If the official statistics are cause for alarm, then revelations in recent studies on gender-based violence conducted in communities in South Africa show that the problem has reached crisis proportions and that violence, especially that against women and children, is embedded in the reality of our day-to-day lives. In a recently released study of Gauteng conducted by Gender Links and the South African Medical Research Council, titled The War @ Home, findings revealed that “over half of the women in Gauteng (51.2%) have experienced some form of violence (emotional, physical or sexual) in their lifetime and 78.3% of men in the province admit perpetrating some form of violence against women.” Yet, the report further notes, “violence against women is still regarded as a private affair with only 3.9% of women interviewed reporting this crime to the police. One in 13 women reported non-partner rape and overall only one in 25 rapes had been reported to the police.” A study by the People Against Women Abuse (POWA) and the Medical Research Council (March 2010) conducted in the other provinces revealed similar unsettling findings.  

Well-known South African and former World Bank managing director Mamphela Ramphele in Sunday Times article (28/11/2010) titled Tackle the monster in our midst for our nation’s sake succinctly identifies the problem when she states

I would like to propose that we acknowledge that we have a national crisis relating to the moral and ethical foundations of our society. And sadly, the rot permeates society at all levels, in a complex way. We have a fantastic human rights constitution that is undermined on a daily basis across the society by social practices that reflect our authoritarian cultural orientation.

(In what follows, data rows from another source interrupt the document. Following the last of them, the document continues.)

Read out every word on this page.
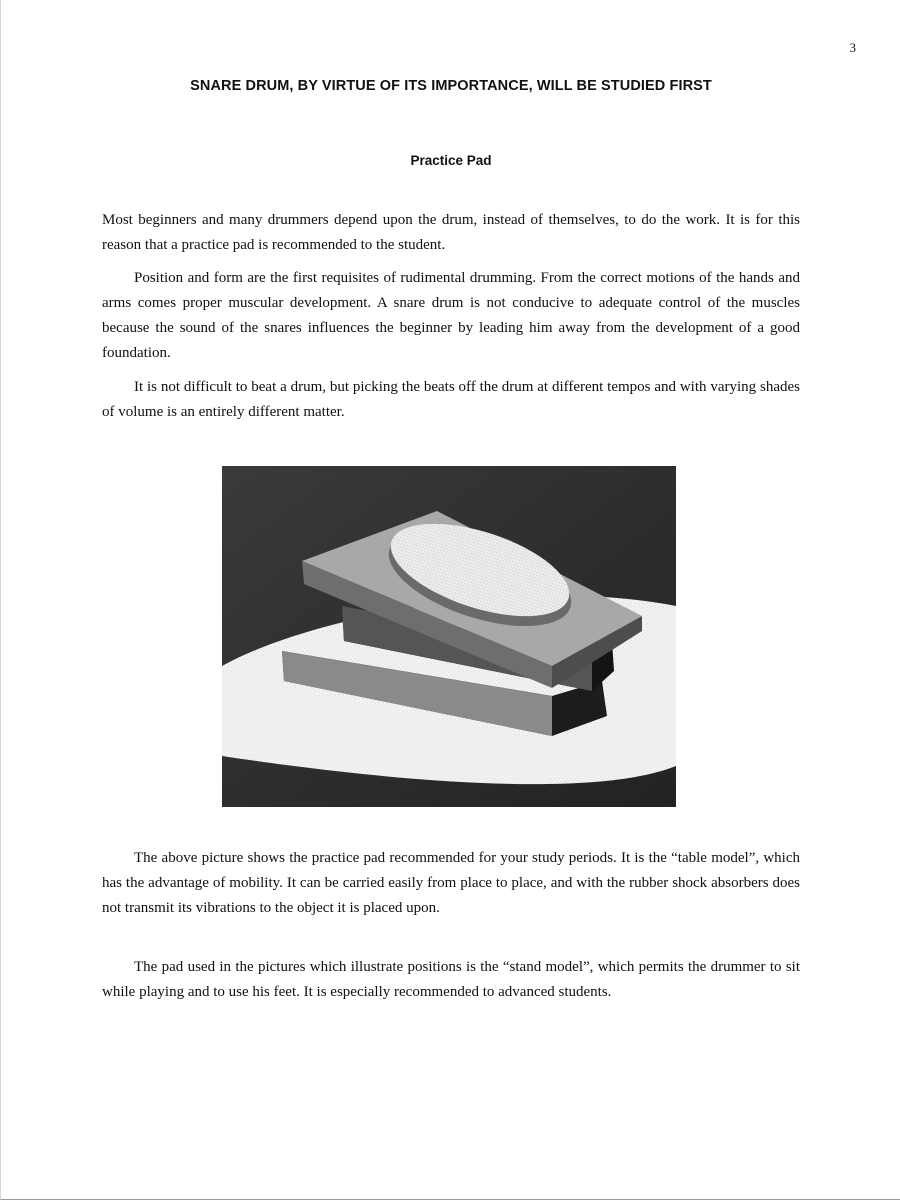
3
SNARE DRUM, BY VIRTUE OF ITS IMPORTANCE, WILL BE STUDIED FIRST
Practice Pad

Most beginners and many drummers depend upon the drum, instead of themselves, to do the work. It is for this reason that a practice pad is recommended to the student.

Position and form are the first requisites of rudimental drumming. From the correct motions of the hands and arms comes proper muscular development. A snare drum is not conducive to adequate control of the muscles because the sound of the snares influences the beginner by leading him away from the development of a good foundation.

It is not difficult to beat a drum, but picking the beats off the drum at different tempos and with varying shades of volume is an entirely different matter.

The above picture shows the practice pad recommended for your study periods. It is the “table model”, which has the advantage of mobility. It can be carried easily from place to place, and with the rubber shock absorbers does not transmit its vibrations to the object it is placed upon.

The pad used in the pictures which illustrate positions is the “stand model”, which permits the drummer to sit while playing and to use his feet. It is especially recommended to advanced students.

This cultural orientation plays out in our homes, in our schools, in our communities, in our workplaces and in the wider society. We are not living up to the precepts of the human rights principles in our constitution.

Militarism, which is a manifestation of patriarchy, may afford us explanations of why after all the interventions to create gender equality and combat gender based violence we are not making any headway.  A focus on militarism enables us to review the cultures and structures that normalise violence in all spheres of our society.  It shifts our discourse and practices back to the concept of patriarchy (a concept that has been silenced and replaced by the more palatable discourse of gender mainstreaming). For if we leave the power relations between men and women unexamined, the gender constructions unexamined and thus the overarching culture unexamined, we may get it right to change the representation of women in our public institutions, but the everyday experiences of women that situate them as unequal and implicitly condone violence against women will continue. We cannot meaningfully speak of peace when half of the world’s population, women, live in fear. We cannot meaningfully talk of democracy, if it has not cascaded into the confines of the practices in the home.